Laboratory of Cellular Biochemistry, Division of Applied Life Sciences, Graduate School of Agriculture, Kyoto University , Kyoto 606-8502, Japan.
J Lipid Res. 2012 Jan;53(1):126-36. doi: 10.1194/jlr.M019976. Epub 2011 Oct 25.
ATP-binding cassette protein A1 (ABCA1) plays a major role in cholesterol homeostasis and high-density lipoprotein (HDL) metabolism. Although it is predicted that apolipoprotein A-I (apoA-I) directly binds to ABCA1, the physiological importance of this interaction is still controversial and the conformation required for apoA-I binding is unclear. In this study, the role of the two nucleotide-binding domains (NBD) of ABCA1 in apoA-I binding was determined by inserting a TEV protease recognition sequence in the linker region of ABCA1. Analyses of ATP binding and occlusion to wild-type ABCA1 and various NBD mutants revealed that ATP binds equally to both NBDs and is hydrolyzed at both NBDs. The interaction with apoA-I and the apoA-I-dependent cholesterol efflux required not only ATP binding but also hydrolysis in both NBDs. NBD mutations and cellular ATP depletion decreased the accessibility of antibodies to a hemagglutinin (HA) epitope that was inserted at position 443 in the extracellular domain (ECD), suggesting that the conformation of ECDs is altered by ATP hydrolysis at both NBDs. These results suggest that ATP hydrolysis at both NBDs induces conformational changes in the ECDs, which are associated with apoA-I binding and cholesterol efflux.

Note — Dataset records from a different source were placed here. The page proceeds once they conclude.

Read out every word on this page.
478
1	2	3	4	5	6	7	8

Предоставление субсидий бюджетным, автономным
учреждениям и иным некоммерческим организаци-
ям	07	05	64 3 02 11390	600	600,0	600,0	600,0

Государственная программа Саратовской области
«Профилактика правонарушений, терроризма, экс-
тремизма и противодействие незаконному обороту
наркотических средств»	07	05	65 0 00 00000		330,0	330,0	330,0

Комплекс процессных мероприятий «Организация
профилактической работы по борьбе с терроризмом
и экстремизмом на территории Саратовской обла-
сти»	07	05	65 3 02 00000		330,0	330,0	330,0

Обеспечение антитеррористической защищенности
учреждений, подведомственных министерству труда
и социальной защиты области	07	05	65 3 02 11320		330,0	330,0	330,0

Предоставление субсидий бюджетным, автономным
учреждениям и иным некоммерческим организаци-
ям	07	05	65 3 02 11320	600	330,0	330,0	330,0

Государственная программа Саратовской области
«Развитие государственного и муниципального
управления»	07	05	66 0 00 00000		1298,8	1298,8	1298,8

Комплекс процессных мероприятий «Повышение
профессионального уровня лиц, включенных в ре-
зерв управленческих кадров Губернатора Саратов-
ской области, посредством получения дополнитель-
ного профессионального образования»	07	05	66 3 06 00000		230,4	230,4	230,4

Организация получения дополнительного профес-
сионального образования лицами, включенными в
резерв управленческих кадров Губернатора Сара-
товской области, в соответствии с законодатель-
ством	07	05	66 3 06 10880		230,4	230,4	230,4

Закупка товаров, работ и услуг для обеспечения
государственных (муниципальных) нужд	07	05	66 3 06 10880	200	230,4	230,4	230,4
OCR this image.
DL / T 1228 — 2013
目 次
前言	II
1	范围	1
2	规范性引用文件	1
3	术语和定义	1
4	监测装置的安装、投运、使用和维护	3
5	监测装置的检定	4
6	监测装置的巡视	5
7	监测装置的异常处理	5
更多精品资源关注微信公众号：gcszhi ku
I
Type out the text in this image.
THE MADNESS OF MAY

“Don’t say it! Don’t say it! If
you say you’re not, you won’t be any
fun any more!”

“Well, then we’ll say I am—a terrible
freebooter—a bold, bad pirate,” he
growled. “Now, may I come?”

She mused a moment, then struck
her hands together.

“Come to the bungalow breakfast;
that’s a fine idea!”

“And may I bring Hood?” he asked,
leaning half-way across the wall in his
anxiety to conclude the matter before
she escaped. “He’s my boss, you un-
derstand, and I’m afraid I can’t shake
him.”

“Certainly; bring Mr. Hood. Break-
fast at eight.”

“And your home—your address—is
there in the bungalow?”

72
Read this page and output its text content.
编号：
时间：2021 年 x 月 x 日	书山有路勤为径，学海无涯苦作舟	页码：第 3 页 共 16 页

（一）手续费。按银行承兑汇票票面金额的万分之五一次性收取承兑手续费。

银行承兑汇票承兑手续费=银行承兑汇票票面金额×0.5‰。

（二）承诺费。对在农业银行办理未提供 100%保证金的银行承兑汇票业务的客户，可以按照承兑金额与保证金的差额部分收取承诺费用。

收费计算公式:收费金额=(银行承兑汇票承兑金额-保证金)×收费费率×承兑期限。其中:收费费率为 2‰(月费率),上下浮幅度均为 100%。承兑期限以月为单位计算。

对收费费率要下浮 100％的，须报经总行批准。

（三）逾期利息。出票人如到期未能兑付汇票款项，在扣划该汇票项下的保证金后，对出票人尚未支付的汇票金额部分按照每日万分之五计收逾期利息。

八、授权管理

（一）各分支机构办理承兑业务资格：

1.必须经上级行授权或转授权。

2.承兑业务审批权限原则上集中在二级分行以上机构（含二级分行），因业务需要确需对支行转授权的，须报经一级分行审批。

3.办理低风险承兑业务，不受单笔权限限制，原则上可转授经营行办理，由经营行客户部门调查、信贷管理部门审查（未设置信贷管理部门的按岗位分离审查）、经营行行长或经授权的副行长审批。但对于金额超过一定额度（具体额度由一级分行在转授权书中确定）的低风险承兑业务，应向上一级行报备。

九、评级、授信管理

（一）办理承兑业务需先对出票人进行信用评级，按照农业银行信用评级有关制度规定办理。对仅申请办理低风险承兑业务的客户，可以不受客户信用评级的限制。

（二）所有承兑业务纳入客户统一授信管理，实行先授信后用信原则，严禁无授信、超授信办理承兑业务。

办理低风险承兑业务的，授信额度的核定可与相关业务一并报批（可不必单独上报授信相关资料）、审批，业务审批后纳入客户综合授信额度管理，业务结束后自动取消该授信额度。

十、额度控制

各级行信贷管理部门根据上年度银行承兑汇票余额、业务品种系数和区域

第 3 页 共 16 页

三磷酸腺苷结合盒蛋白 A1(ABCA1)在胆固醇稳态和高密度脂蛋白(HDL)代谢中发挥重要作用。虽然预测载脂蛋白 A-I(apoA-I)直接与 ABCA1 结合,但这种相互作用的生理重要性仍存在争议,并且不清楚 apoA-I 结合所需的构象。在这项研究中,通过在 ABCA1 的连接区域插入 TEV 蛋白酶识别序列,确定了 ABCA1 的两个核苷酸结合结构域(NBD)在 apoA-I 结合中的作用。对 ATP 结合和对野生型 ABCA1 和各种 NBD 突变体的封闭分析表明,ATP 平等地结合到两个 NBD 上,并在两个 NBD 上水解。与 apoA-I 的相互作用和 apoA-I 依赖性胆固醇流出不仅需要 ATP 结合,还需要两个 NBD 的水解。NBD 突变和细胞内 ATP 耗竭降低了针对插入在细胞外结构域(ECD)第 443 位的血凝素(HA)表位的抗体的可及性,这表明两个 NBD 上的 ATP 水解改变了 ECD 的构象。这些结果表明,两个 NBD 上的 ATP 水解诱导 ECD 构象发生变化,这与 apoA-I 结合和胆固醇流出有关。